Study compares changes in postpartum relationship satisfaction between first- and second-time fathers
First-time fathers seem to experience a steeper decline in relationship satisfaction in the first two years postpartum than second-time fathers, who appear to recover lost relationship satisfaction by the time their second child is 14 months old, according to a study published August 30, 2023 in the open-access journal PLOS ONE by Judith T. Mack and Lena Brunke from Technische Universität Dresden, Germany, and colleagues.
Having a strong primary relationship can help couples more successfully weather potentially-challenging transitions like the birth of a child. Most research on postpartum relationship satisfaction has focused on mothers after the birth of their first child; in this study the authors studied fathers’ experiences of relationship satisfaction before and after the birth of a first or second child. They also assessed how variables like age, education, income, relationship duration, marital status, child’s biological sex, or child’s temperament might predict relationship satisfaction for fathers over this period.
The authors analyzed survey data from 500 first-time fathers and 106 fathers expecting their second child, collected over 2017–2020 as part of the ongoing, prospective, longitudinal Dresden Study of Parenting, Work, and Mental Health. The survey asked about relationship satisfaction two months before the birth of the child, eight weeks postpartum, 14 months postpartum, and two years postpartum; the eight weeks postpartum check-in also asked about the child’s temperament and biological sex.

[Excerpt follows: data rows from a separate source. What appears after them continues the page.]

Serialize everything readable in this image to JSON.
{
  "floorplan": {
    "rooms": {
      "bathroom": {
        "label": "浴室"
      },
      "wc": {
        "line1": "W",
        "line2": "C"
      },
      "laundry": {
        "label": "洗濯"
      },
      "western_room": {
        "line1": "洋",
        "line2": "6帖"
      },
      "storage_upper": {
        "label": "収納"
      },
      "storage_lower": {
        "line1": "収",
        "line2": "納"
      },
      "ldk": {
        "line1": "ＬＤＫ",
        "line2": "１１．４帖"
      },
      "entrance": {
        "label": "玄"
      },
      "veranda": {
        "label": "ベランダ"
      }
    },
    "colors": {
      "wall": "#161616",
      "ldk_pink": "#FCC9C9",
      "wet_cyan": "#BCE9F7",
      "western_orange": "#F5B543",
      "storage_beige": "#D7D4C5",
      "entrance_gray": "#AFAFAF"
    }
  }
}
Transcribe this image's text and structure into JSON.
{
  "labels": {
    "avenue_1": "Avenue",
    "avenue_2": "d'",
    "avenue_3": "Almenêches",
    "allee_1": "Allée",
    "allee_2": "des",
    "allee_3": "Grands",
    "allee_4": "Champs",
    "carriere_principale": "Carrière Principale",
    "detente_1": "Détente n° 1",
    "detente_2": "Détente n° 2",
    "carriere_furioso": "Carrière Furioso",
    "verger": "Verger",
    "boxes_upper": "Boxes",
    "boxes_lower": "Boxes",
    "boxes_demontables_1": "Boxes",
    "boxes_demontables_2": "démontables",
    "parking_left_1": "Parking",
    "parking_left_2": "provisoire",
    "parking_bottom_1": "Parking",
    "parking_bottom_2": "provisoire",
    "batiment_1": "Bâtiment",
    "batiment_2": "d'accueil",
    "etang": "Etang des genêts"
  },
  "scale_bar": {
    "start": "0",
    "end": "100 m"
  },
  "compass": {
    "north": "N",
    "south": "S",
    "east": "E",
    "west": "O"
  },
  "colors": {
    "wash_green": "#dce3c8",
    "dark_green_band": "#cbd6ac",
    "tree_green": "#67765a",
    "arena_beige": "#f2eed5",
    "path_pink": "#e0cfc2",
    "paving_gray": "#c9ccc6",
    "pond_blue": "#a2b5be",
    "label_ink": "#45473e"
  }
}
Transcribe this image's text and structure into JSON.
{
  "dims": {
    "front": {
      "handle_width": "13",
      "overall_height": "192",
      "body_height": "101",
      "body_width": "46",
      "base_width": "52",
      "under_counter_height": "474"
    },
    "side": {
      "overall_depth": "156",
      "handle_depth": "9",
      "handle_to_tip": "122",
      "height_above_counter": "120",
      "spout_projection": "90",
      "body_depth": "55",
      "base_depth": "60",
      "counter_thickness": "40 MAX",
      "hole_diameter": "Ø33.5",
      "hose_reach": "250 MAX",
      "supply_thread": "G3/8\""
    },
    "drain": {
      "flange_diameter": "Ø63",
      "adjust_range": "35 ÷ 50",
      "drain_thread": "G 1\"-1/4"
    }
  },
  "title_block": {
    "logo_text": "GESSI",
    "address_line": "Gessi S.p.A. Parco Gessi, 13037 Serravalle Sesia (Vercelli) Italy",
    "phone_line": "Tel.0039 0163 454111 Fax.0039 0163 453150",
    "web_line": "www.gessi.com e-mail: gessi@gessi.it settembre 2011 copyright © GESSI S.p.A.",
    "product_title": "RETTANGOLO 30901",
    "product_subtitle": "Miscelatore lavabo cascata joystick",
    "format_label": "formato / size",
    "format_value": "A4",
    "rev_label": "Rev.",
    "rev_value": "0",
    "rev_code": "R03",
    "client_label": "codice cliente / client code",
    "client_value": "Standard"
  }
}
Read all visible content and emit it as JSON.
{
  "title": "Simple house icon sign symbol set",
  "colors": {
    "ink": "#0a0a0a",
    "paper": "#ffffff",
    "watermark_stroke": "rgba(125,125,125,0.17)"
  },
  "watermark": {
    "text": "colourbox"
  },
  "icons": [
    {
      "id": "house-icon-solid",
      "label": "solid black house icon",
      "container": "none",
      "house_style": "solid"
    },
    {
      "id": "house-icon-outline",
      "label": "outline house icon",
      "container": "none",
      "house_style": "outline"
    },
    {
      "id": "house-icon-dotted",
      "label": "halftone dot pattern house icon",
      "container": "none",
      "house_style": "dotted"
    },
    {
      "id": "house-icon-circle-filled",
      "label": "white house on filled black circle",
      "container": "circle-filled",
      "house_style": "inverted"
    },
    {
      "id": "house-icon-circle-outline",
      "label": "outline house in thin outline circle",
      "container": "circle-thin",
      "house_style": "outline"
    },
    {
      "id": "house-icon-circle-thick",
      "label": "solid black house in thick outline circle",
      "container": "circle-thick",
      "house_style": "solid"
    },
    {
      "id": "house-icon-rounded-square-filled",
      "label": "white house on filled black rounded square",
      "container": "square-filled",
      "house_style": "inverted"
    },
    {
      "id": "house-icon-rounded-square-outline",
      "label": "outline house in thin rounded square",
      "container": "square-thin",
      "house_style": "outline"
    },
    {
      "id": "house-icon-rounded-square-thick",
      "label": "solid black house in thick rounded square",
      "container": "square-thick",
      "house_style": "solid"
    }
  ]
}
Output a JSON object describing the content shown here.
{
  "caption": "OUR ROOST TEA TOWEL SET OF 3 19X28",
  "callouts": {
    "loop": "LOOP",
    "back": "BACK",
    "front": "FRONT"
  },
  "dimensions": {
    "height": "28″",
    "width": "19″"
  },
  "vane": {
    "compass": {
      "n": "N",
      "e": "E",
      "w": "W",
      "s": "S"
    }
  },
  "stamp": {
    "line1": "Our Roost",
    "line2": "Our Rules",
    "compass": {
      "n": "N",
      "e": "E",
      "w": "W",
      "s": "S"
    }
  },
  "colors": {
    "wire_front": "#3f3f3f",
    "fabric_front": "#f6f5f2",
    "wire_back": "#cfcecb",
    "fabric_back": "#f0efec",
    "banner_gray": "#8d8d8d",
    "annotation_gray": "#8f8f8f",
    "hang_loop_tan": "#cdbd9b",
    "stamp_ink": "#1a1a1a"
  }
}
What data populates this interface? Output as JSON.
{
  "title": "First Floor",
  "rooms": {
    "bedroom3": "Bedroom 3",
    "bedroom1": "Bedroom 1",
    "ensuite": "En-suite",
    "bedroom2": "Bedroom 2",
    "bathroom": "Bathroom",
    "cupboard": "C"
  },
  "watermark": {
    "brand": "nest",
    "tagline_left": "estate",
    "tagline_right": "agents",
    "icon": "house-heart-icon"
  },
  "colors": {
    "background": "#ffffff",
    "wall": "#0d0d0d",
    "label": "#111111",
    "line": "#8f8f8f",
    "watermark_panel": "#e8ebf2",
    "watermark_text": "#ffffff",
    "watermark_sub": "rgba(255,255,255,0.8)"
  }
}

The first survey check-in collected the demographic information studied. Having a child was associated with a decline in relationship satisfaction for both first- or second-time fathers. However, first-time fathers showed a higher level of relationship satisfaction before birth, and a steeper decline in satisfaction after birth.
At eight weeks postpartum, first-time fathers still tended to report higher relationship satisfaction than second-time fathers, but satisfaction continued to decline for first-time fathers up until 14 months postpartum. In contrast, second-time fathers tended to report an increase in relationship satisfaction by 14 months that continued through the two year check-in. During both these points, second-time fathers had higher relationship satisfaction scores than first-time fathers—scores which had returned to their original baseline levels.
This study is the first to show this type of satisfaction increase, which has not been reported in studies of second-time mothers. This study found no significant association between reported relationship satisfaction and the other variables studied besides relationship duration: couples in longer relationships tended to report lower relationship satisfaction initially.
The authors suggest that fathers becoming parents for the first time should be prepared for expected changes in their relationship—and know that, should they choose to have another child, the changes a newborn brings will likely be easier to weather.
The authors add, “The transition to parenthood can negatively affect the relationship satisfaction of fathers, more so for first than for second-time fathers, however, this can recover over time. Preparation and anticipation may be key.”